USA ziehen 5.000 Soldaten aus Deutschland ab – was das für die Bundeswehr bedeutet
Karl-Peter MöchlichenUSA ziehen 5.000 Soldaten aus Deutschland ab – was das für die Bundeswehr bedeutet
Die USA haben Pläne bekannt gegeben, innerhalb des nächsten Jahres 5.000 Soldaten aus Deutschland abzuziehen. Diese Entscheidung folgt einer Überprüfung der amerikanischen Militärpräsenz in Europa und verringert die Gesamtzahl der US-Streitkräfte im Land von 38.000 auf 33.000. Deutsche Regierungsvertreter reagierten mit einer Mischung aus Akzeptanz und Forderungen nach einer Stärkung der eigenen Verteidigungskapazitäten.

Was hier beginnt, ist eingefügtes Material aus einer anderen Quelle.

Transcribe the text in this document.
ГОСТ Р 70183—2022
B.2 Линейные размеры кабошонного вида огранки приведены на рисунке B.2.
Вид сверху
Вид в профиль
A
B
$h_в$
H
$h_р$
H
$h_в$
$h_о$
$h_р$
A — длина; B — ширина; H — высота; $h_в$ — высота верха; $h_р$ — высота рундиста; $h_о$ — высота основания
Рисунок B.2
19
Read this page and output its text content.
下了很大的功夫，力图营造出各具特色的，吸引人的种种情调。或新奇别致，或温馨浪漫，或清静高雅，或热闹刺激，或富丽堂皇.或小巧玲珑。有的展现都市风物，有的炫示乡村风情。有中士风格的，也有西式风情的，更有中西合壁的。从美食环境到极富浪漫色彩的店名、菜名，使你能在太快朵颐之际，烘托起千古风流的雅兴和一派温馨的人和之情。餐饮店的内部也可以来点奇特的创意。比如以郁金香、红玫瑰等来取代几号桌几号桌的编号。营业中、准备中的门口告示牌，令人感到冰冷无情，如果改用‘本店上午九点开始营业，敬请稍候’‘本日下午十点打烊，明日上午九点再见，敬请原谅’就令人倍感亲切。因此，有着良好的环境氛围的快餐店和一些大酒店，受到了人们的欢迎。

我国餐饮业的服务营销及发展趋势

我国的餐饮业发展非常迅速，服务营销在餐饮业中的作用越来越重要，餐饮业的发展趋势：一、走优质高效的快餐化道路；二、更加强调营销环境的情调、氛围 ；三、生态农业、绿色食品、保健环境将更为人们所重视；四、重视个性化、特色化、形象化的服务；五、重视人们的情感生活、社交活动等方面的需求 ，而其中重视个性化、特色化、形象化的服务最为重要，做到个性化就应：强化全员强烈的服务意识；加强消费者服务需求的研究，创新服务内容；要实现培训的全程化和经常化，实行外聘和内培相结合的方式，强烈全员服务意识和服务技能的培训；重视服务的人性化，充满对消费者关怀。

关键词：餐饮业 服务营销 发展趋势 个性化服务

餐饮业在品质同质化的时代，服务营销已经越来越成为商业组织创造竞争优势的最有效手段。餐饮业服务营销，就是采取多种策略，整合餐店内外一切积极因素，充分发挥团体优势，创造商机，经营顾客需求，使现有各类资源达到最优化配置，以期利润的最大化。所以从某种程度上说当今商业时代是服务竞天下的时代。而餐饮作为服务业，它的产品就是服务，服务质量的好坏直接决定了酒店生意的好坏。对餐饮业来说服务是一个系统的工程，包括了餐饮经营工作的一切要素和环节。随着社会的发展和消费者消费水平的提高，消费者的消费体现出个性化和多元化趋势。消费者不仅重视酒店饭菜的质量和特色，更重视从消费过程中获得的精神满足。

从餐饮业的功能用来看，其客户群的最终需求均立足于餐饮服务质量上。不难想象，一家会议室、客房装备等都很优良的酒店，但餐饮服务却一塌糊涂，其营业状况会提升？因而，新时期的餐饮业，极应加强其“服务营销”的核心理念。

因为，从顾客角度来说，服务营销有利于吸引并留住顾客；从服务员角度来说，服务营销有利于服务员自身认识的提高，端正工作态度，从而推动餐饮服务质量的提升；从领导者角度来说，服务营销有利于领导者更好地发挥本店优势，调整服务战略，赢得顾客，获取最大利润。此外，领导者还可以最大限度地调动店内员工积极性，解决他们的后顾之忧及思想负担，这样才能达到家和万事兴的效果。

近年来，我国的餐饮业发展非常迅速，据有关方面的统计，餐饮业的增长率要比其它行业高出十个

Der Beschluss zur Truppenreduzierung wurde von Bundesverteidigungsminister Boris Pistorius als erwartet bezeichnet. Er verwies auf die seit Langem laufende Überprüfung des militärischen Fußabdrucks der USA in Europa. NATO-Vertreter stimmen sich derzeit mit Washington ab, um die Details des Abzugs zu finalisieren, der voraussichtlich sechs bis zwölf Monate in Anspruch nehmen wird.
Deutschland beherbergt wichtige US-Militärkommandos, darunter die Hauptquartiere des US European Command und des US Africa Command. Trotz der Verringerung bleiben diese Einrichtungen in Betrieb. Unterdessen nutzen Kritiker in Deutschland den Truppenabzug als Argument, um eine Aufstockung der Bundeswehr zu fordern – mit Verweis auf die wachsende Einflussnahme Russlands.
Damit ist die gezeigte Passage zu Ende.